2018 ESA Annual Meeting (August 5 -- 10)

COS 99-8 - Demographic range modeling reveals that climate is insufficient to explain species distributions

Thursday, August 9, 2018: 10:30 AM
342, New Orleans Ernest N. Morial Convention Center
Michiel D. Pillet, Department of Ecology and Evolutionary Biology, University of Arizona, Tucson, AZ, R. Justin DeRose, Forest Inventory and Analysis, Rocky Mountain Research Station, Ogden, UT, Sydne Record, Biology, Bryn Mawr College, Bryn Mawr, PA, John D. Shaw, Forest Inventory and Analysis Program, USDA Forest Service, Ogden, UT and Margaret E. K. Evans, Laboratory of Tree-Ring Research, University of Arizona, Tucson, AZ
Background/Question/Methods

Species' distributions are thought to be in disequilibrium because of changing climate, and anticipating how they will respond has become a major objective of 21st century biodiversity science. However, species’ distributions are influenced by more than climate, including biotic interactions like competition, disturbance, as well as their biogeographic and evolutionary histories. Because of the many processes involved, their within- and cross-scale interactions, and possible feedbacks, our understanding of what factors primarily control species’ ranges remains limited. We took a demography-driven approach to better understand the factors shaping a species’ distribution: we modeled underlying vital rates (birth, growth, and death) explicitly as a function of climate and competition to evaluate them as direct causes of that species’ geographic distribution. Demographic data were used for 15,950 trees occurring in 1,941 forest inventory plots systematically sampled across the distribution of Pinus edulis (common pinon) in the southwestern United States.

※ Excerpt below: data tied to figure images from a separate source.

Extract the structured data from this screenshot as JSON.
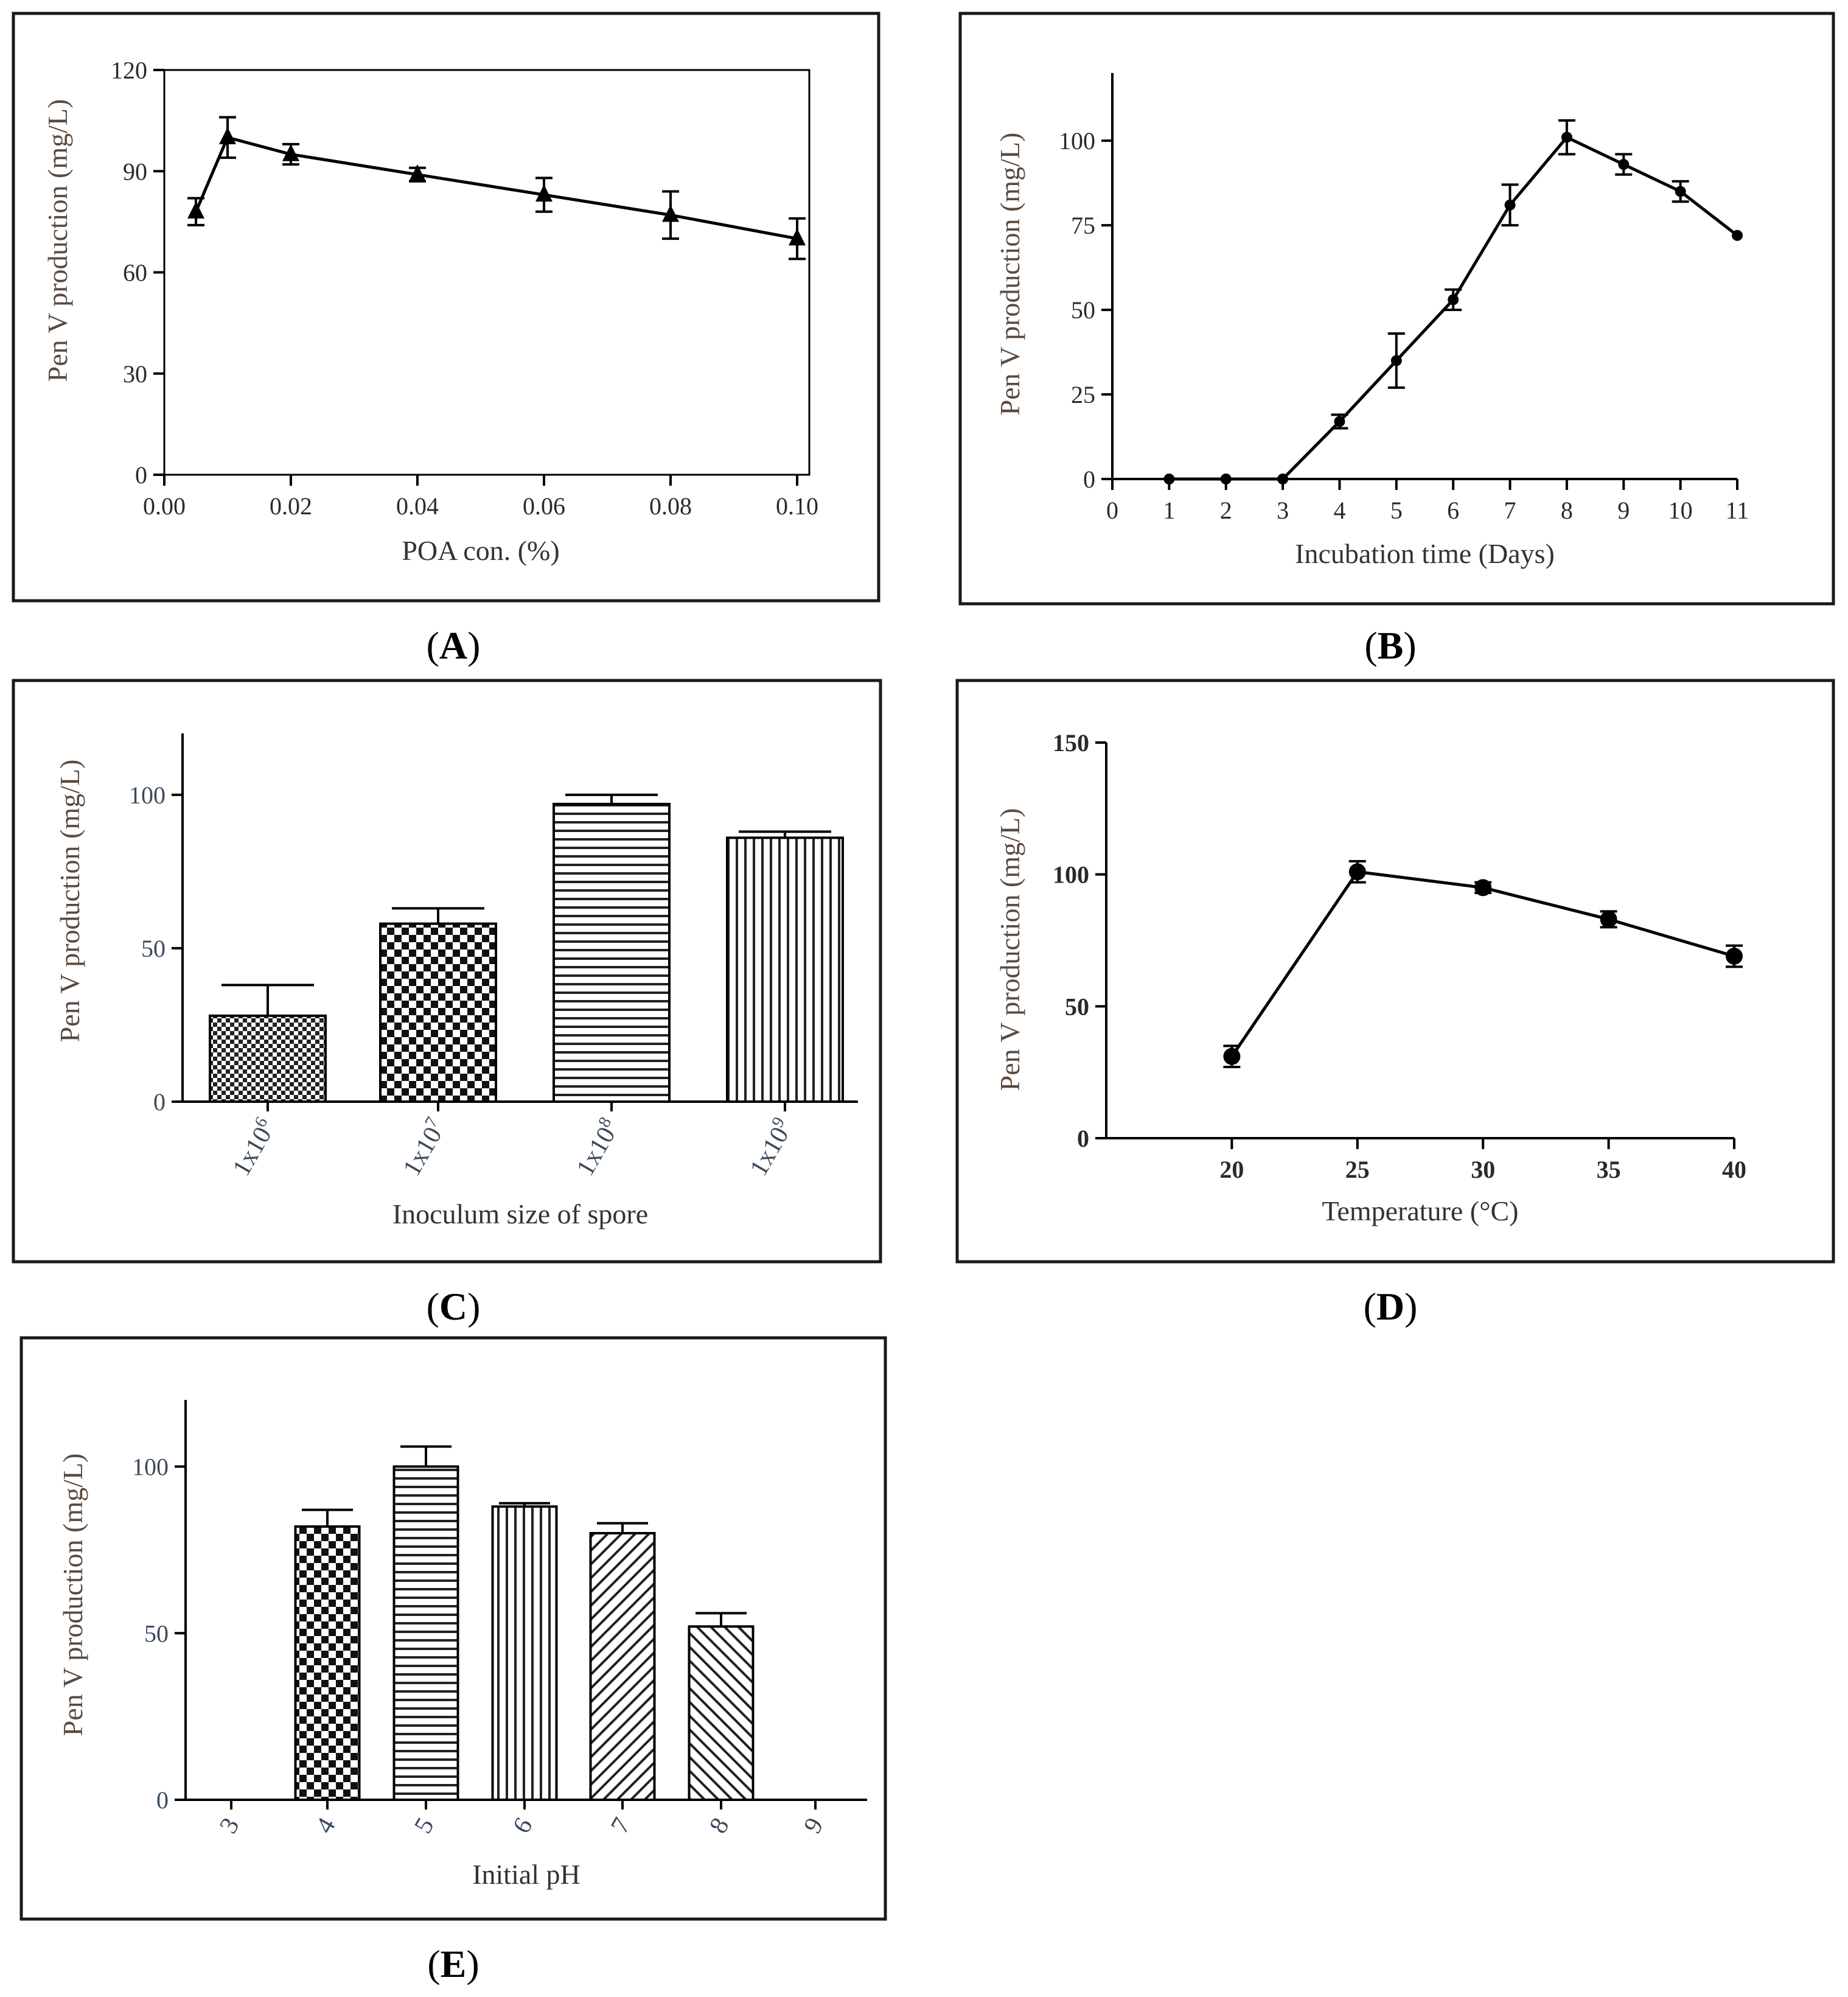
{
  "colors": {
    "ink": "#000000",
    "panel_border": "#1a1a1a",
    "ylabel": "#5a4a3f",
    "blue_tick": "#3a4a5c"
  },
  "chart_data": [
    {
      "id": "A",
      "type": "line",
      "caption": "A",
      "xlabel": "POA con. (%)",
      "ylabel": "Pen V production (mg/L)",
      "xlim": [
        0,
        0.1
      ],
      "ylim": [
        0,
        120
      ],
      "x_ticks": [
        "0.00",
        "0.02",
        "0.04",
        "0.06",
        "0.08",
        "0.10"
      ],
      "y_ticks": [
        "0",
        "30",
        "60",
        "90",
        "120"
      ],
      "marker": "triangle",
      "grid": false,
      "series": [
        {
          "x": [
            0.005,
            0.01,
            0.02,
            0.04,
            0.06,
            0.08,
            0.1
          ],
          "y": [
            78,
            100,
            95,
            89,
            83,
            77,
            70
          ],
          "err": [
            4,
            6,
            3,
            2,
            5,
            7,
            6
          ]
        }
      ]
    },
    {
      "id": "B",
      "type": "line",
      "caption": "B",
      "xlabel": "Incubation time (Days)",
      "ylabel": "Pen V production (mg/L)",
      "xlim": [
        0,
        11
      ],
      "ylim": [
        0,
        120
      ],
      "x_ticks": [
        "0",
        "1",
        "2",
        "3",
        "4",
        "5",
        "6",
        "7",
        "8",
        "9",
        "10",
        "11"
      ],
      "y_ticks": [
        "0",
        "25",
        "50",
        "75",
        "100"
      ],
      "marker": "circle",
      "grid": false,
      "series": [
        {
          "x": [
            1,
            2,
            3,
            4,
            5,
            6,
            7,
            8,
            9,
            10,
            11
          ],
          "y": [
            0,
            0,
            0,
            17,
            35,
            53,
            81,
            101,
            93,
            85,
            72
          ],
          "err": [
            0,
            0,
            0,
            2,
            8,
            3,
            6,
            5,
            3,
            3,
            0
          ]
        }
      ]
    },
    {
      "id": "C",
      "type": "bar",
      "caption": "C",
      "xlabel": "Inoculum size of spore",
      "ylabel": "Pen V production (mg/L)",
      "ylim": [
        0,
        120
      ],
      "categories": [
        {
          "base": "1x10",
          "exp": "6"
        },
        {
          "base": "1x10",
          "exp": "7"
        },
        {
          "base": "1x10",
          "exp": "8"
        },
        {
          "base": "1x10",
          "exp": "9"
        }
      ],
      "y_ticks": [
        "0",
        "50",
        "100"
      ],
      "patterns": [
        "checker-fine",
        "checker",
        "horizontal",
        "vertical"
      ],
      "values": [
        28,
        58,
        97,
        86
      ],
      "err": [
        10,
        5,
        3,
        2
      ]
    },
    {
      "id": "D",
      "type": "line",
      "caption": "D",
      "xlabel": "Temperature (°C)",
      "ylabel": "Pen V production (mg/L)",
      "xlim": [
        15,
        40
      ],
      "ylim": [
        0,
        150
      ],
      "x_ticks": [
        "20",
        "25",
        "30",
        "35",
        "40"
      ],
      "y_ticks": [
        "0",
        "50",
        "100",
        "150"
      ],
      "marker": "circle",
      "grid": false,
      "series": [
        {
          "x": [
            20,
            25,
            30,
            35,
            40
          ],
          "y": [
            31,
            101,
            95,
            83,
            69
          ],
          "err": [
            4,
            4,
            2,
            3,
            4
          ]
        }
      ]
    },
    {
      "id": "E",
      "type": "bar",
      "caption": "E",
      "xlabel": "Initial pH",
      "ylabel": "Pen V production (mg/L)",
      "ylim": [
        0,
        120
      ],
      "categories": [
        "3",
        "4",
        "5",
        "6",
        "7",
        "8",
        "9"
      ],
      "y_ticks": [
        "0",
        "50",
        "100"
      ],
      "patterns": [
        "none",
        "checker",
        "horizontal",
        "vertical",
        "diag-right",
        "diag-left",
        "none"
      ],
      "values": [
        0,
        82,
        100,
        88,
        80,
        52,
        0
      ],
      "err": [
        0,
        5,
        6,
        1,
        3,
        4,
        0
      ]
    }
  ]
}
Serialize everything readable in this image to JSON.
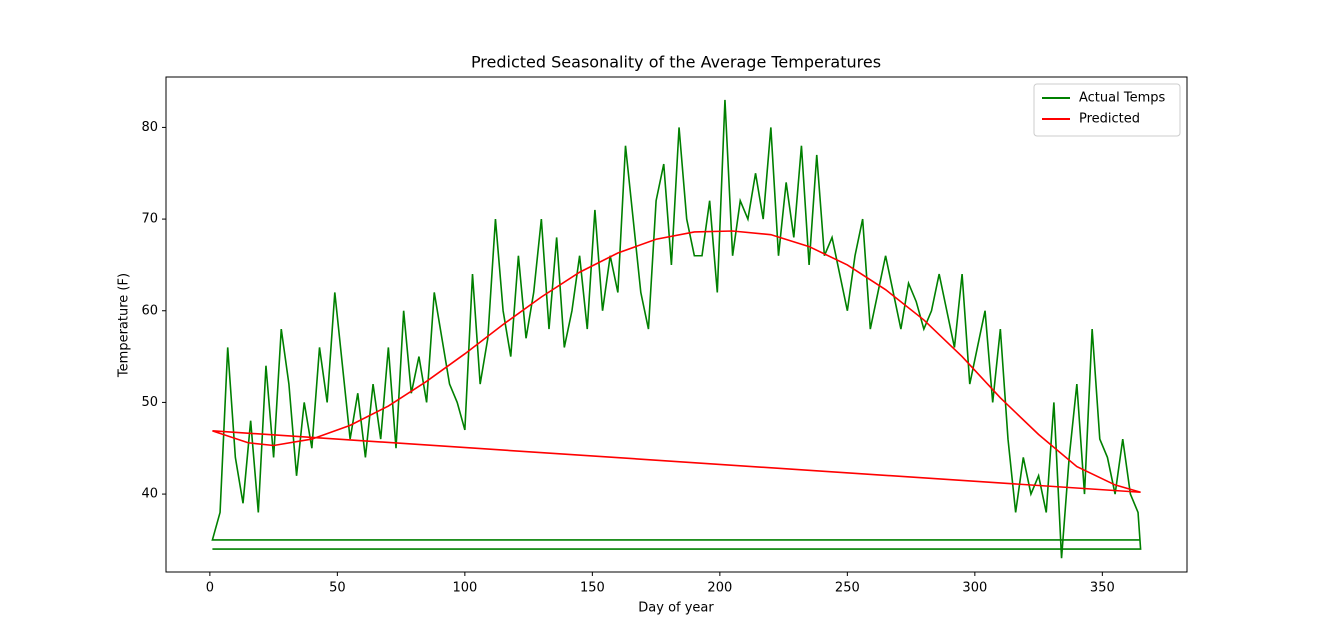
{
  "chart_data": {
    "type": "line",
    "title": "Predicted Seasonality of the Average Temperatures",
    "x_label": "Day of year",
    "y_label": "Temperature (F)",
    "xlim": [
      -17.2,
      383.2
    ],
    "ylim": [
      31.5,
      85.5
    ],
    "xticks": [
      0,
      50,
      100,
      150,
      200,
      250,
      300,
      350
    ],
    "yticks": [
      40,
      50,
      60,
      70,
      80
    ],
    "legend": "upper right",
    "series": [
      {
        "name": "Actual Temps",
        "color": "#008000",
        "x": [
          365,
          1,
          4,
          7,
          10,
          13,
          16,
          19,
          22,
          25,
          28,
          31,
          34,
          37,
          40,
          43,
          46,
          49,
          52,
          55,
          58,
          61,
          64,
          67,
          70,
          73,
          76,
          79,
          82,
          85,
          88,
          91,
          94,
          97,
          100,
          103,
          106,
          109,
          112,
          115,
          118,
          121,
          124,
          127,
          130,
          133,
          136,
          139,
          142,
          145,
          148,
          151,
          154,
          157,
          160,
          163,
          166,
          169,
          172,
          175,
          178,
          181,
          184,
          187,
          190,
          193,
          196,
          199,
          202,
          205,
          208,
          211,
          214,
          217,
          220,
          223,
          226,
          229,
          232,
          235,
          238,
          241,
          244,
          247,
          250,
          253,
          256,
          259,
          262,
          265,
          268,
          271,
          274,
          277,
          280,
          283,
          286,
          289,
          292,
          295,
          298,
          301,
          304,
          307,
          310,
          313,
          316,
          319,
          322,
          325,
          328,
          331,
          334,
          337,
          340,
          343,
          346,
          349,
          352,
          355,
          358,
          361,
          364,
          365,
          1
        ],
        "values": [
          35,
          35,
          38,
          56,
          44,
          39,
          48,
          38,
          54,
          44,
          58,
          52,
          42,
          50,
          45,
          56,
          50,
          62,
          54,
          46,
          51,
          44,
          52,
          46,
          56,
          45,
          60,
          51,
          55,
          50,
          62,
          57,
          52,
          50,
          47,
          64,
          52,
          57,
          70,
          60,
          55,
          66,
          57,
          62,
          70,
          58,
          68,
          56,
          60,
          66,
          58,
          71,
          60,
          66,
          62,
          78,
          70,
          62,
          58,
          72,
          76,
          65,
          80,
          70,
          66,
          66,
          72,
          62,
          83,
          66,
          72,
          70,
          75,
          70,
          80,
          66,
          74,
          68,
          78,
          65,
          77,
          66,
          68,
          64,
          60,
          66,
          70,
          58,
          62,
          66,
          62,
          58,
          63,
          61,
          58,
          60,
          64,
          60,
          56,
          64,
          52,
          56,
          60,
          50,
          58,
          46,
          38,
          44,
          40,
          42,
          38,
          50,
          33,
          44,
          52,
          40,
          58,
          46,
          44,
          40,
          46,
          40,
          38,
          34,
          34
        ]
      },
      {
        "name": "Predicted",
        "color": "#ff0000",
        "x": [
          1,
          15,
          25,
          40,
          55,
          70,
          85,
          100,
          115,
          130,
          145,
          160,
          175,
          190,
          205,
          220,
          235,
          250,
          265,
          280,
          295,
          310,
          325,
          340,
          355,
          365,
          1
        ],
        "values": [
          46.9,
          45.6,
          45.3,
          46.0,
          47.5,
          49.6,
          52.3,
          55.3,
          58.5,
          61.5,
          64.2,
          66.3,
          67.8,
          68.6,
          68.7,
          68.3,
          67.0,
          65.0,
          62.3,
          59.0,
          55.0,
          50.5,
          46.5,
          43.0,
          41.0,
          40.2,
          46.9
        ]
      }
    ]
  }
}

Vital rate models were combined to form competing integral projection models (IPMs) – reflecting climate, competition, and their combination as alternative explanations for the distribution of common pinon.

Results/Conclusions

Geographic projection of asymptotic population growth rate as a function of landscape variation in climatic and competitive conditions, compared against occurrence data, showed that climate effects provide a very good fit to the lower-elevation limit of the distribution of common pinon, but they failed to explain its upper-elevation range limit. Positive effects of precipitation and negative effects of temperature lead to high projected population growth rates at high-elevation locations where pinon is absent. An alternative IPM that predicted vital rates as a function of competitive conditions marginally outperformed the climate-only model, because of its ability to better predict common pinon occurrence at higher elevations. Disturbance (i.e., fire) or heightened sensitivity of early life stages to competition may best explain pinon’s high-elevation range limit. Correlative species distribution models, based only on climate, risk representing range dynamics poorly, particularly in cases where climate is an indirect control on other processes that more directly determine a species’ distribution, and those processes include feedbacks and thus complex, nonlinear (threshold) behavior. Disturbance processes and biotic interactions (as mediated by disturbance) are direct drivers at a local scale, and are necessary for predicting common pinon’s distribution.